All groups have their own targets
One of the groups, El Machete, is originated from a Spanish-speaking country. It targets Nicaragua’s and Venezuela’s financial and governmental systems. Lyceum is originated from Iran and it targets the energy industries of Israel and Saudi Arabia. SideWinder is believed to be originating from India and it targets entities in Pakistan.

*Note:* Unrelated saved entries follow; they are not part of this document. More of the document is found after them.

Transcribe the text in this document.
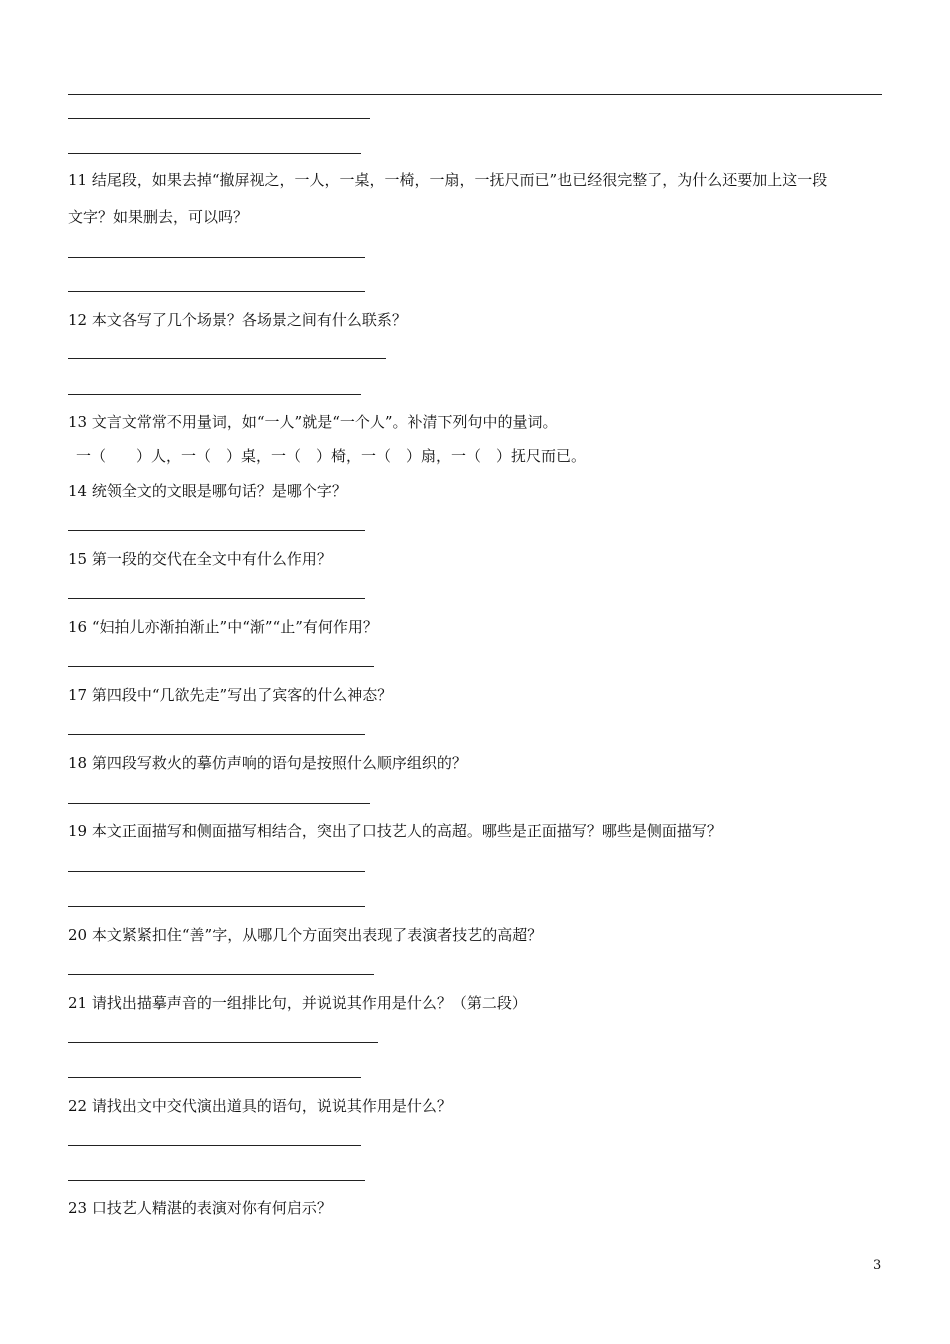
11 结尾段，如果去掉“撤屏视之，一人，一桌，一椅，一扇，一抚尺而已”也已经很完整了，为什么还要加上这一段
文字？如果删去，可以吗？
12 本文各写了几个场景？各场景之间有什么联系？
13 文言文常常不用量词，如“一人”就是“一个人”。补清下列句中的量词。
一（　　）人，一（　）桌，一（　）椅，一（　）扇，一（　）抚尺而已。
14 统领全文的文眼是哪句话？是哪个字？
15 第一段的交代在全文中有什么作用？
16 “妇拍儿亦渐拍渐止”中“渐”“止”有何作用？
17 第四段中“几欲先走”写出了宾客的什么神态？
18 第四段写救火的摹仿声响的语句是按照什么顺序组织的？
19 本文正面描写和侧面描写相结合，突出了口技艺人的高超。哪些是正面描写？哪些是侧面描写？
20 本文紧紧扣住“善”字，从哪几个方面突出表现了表演者技艺的高超？
21 请找出描摹声音的一组排比句，并说说其作用是什么？（第二段）
22 请找出文中交代演出道具的语句，说说其作用是什么？
23 口技艺人精湛的表演对你有何启示？
3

While El Machete and Lyceum utilize war-related e-mails for their phishing campaigns, SideWinder uses a document with a malicious payload for its further actions. El Machete’s e-mails come with a Word document titled “Dark plans of the neo-Nazi regime in Ukraine” which contains an actual article by Alexander Khokholikov, the Russian Ambassador to Nicaragua. This document contains a malicious macro that delivers a bas64-encoded file “~djXsfwEFYETE.txt” file. After decoding the file into a .exe file by utilizing built-in certutil.exe, it follows the diagram below:
Exe file with PDF file icon
The Iranian APT, Lyceum, sends e-mails from inews-reporter [at] protonmail.com e-mail address with “Russian war crimes in Ukraine” subject; including pictures from public media sources. It also includes a link to news-spot [dot] com domain. The link opens a document that contains an article from The Guardian, with the title “Researchers gather evidence of possible Russian war crimes in Ukraine”. It contains a macro that runs after closing the document. The macro puts an executable file into the Windows Startup directory, which means it will run every time the system boots. They use the PDF file icon for some of their executables as well.
SideWinder APT, which is believed to be originating in India, uses a document titled “Focused talk on Russian Ukraine conflict impact on Pakistan” which retrieves a remote template from an actor-controlled server. The external file is in RTF type, which exploits the CVE-2017-11882 vulnerability. Then it drops and executes the payload.
Users should be careful about the popular topics, which is currently the war between Russia and Ukraine. It is crucial to be careful with those topics since a lot of malicious actors and groups try to abuse them.